Limitations & Future Work

  • The paper is defense-oriented (exposing vulnerabilities to inform safeguards), but red-teaming results are themselves dual-use sensitive and require controlled release and access governance.
  • Evaluation is concentrated on the Evo series and six viral categories; generalizability to broader models/pathogen spectra remains to be verified.
  • Real protection methods (safety alignment, output provenance, generative watermarking, sequence screening interfaces) are future work; this paper primarily "sounds the alarm" and provides measurement tools.
  • LLM Jailbreaking and Red-teaming: This methodology borrows from LLM adversarial prompt research, bringing the "exploit vulnerabilities to promote safety" paradigm to genomic modeling.
  • DNA Language Models (Evo / Nucleotide Transformer etc.): These are the evaluation targets; their strong generative power is the source of the risk.
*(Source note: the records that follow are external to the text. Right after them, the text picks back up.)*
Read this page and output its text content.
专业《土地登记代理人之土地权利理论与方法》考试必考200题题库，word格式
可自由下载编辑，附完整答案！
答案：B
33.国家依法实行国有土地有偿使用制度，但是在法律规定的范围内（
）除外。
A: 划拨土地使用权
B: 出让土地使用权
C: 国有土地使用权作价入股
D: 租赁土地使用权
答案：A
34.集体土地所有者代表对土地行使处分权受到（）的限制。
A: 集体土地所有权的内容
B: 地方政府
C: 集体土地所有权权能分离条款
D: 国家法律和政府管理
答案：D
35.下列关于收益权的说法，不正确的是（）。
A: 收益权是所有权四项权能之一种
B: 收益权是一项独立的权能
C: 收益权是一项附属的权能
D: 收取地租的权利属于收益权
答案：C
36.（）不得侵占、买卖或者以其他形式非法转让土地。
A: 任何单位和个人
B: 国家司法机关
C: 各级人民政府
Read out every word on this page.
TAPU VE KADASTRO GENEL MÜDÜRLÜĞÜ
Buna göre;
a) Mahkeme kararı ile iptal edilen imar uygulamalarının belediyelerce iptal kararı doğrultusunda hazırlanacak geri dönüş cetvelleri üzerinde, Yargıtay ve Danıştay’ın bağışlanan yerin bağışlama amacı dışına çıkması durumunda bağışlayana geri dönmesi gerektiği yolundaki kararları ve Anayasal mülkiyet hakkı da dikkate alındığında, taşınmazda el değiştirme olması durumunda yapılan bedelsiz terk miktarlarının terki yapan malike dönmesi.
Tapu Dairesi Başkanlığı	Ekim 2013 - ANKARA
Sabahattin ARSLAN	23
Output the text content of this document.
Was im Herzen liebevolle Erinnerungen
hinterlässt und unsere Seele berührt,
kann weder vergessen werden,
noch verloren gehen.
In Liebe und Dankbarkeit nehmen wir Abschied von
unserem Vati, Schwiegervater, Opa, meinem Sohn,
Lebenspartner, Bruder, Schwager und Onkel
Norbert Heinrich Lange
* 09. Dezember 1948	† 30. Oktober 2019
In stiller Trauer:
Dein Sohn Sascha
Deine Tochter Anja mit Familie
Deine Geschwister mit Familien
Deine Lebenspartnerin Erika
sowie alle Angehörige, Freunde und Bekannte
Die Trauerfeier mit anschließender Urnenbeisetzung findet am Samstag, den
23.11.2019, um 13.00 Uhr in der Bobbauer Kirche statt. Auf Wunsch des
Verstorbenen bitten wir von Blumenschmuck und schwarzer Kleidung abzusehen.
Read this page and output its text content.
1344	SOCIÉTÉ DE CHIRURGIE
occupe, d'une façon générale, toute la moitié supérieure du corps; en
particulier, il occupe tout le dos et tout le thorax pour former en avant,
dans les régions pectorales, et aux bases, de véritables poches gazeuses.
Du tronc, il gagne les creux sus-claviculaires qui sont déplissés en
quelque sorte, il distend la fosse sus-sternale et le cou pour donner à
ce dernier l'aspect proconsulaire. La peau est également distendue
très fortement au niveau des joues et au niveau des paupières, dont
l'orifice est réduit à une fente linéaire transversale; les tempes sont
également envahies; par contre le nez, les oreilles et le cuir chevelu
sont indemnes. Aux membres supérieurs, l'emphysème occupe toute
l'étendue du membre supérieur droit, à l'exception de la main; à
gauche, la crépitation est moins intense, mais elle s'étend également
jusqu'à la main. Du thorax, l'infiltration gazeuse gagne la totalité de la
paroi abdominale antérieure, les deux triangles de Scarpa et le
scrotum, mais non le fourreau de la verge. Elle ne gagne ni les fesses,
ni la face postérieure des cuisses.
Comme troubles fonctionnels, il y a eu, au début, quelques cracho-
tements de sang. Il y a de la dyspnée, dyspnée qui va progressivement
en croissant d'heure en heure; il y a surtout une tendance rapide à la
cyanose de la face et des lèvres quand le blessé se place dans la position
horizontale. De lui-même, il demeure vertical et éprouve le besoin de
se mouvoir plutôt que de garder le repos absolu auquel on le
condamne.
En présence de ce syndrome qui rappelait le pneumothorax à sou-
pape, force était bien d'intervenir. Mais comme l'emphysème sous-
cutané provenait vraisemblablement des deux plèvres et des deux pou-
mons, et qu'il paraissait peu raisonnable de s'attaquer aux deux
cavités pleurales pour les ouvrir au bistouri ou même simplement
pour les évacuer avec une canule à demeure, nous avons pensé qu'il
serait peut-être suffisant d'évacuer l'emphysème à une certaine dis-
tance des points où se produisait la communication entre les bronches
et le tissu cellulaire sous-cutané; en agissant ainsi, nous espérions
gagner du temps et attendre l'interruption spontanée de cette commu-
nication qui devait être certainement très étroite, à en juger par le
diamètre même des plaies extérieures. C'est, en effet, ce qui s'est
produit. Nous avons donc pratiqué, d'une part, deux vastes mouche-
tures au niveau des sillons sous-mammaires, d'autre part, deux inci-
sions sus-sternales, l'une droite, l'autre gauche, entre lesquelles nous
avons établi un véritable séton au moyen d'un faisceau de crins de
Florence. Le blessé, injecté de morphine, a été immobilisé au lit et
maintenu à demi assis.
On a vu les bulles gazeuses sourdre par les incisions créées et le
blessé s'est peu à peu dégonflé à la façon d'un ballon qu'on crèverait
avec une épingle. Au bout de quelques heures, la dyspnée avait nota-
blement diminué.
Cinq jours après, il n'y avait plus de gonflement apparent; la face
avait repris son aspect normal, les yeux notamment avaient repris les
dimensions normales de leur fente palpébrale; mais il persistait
  • Pathogenicity Prediction (PathoLM) and Viral Annotation (VADR/BLAST): These are repurposed as tools for guidance and determination.
  • Insight: The release of generative biological models should be accompanied by biosecurity assessments, tiered access, and output provenance; safety research must link with biosecurity governance (e.g., Responsible AI × Biodesign).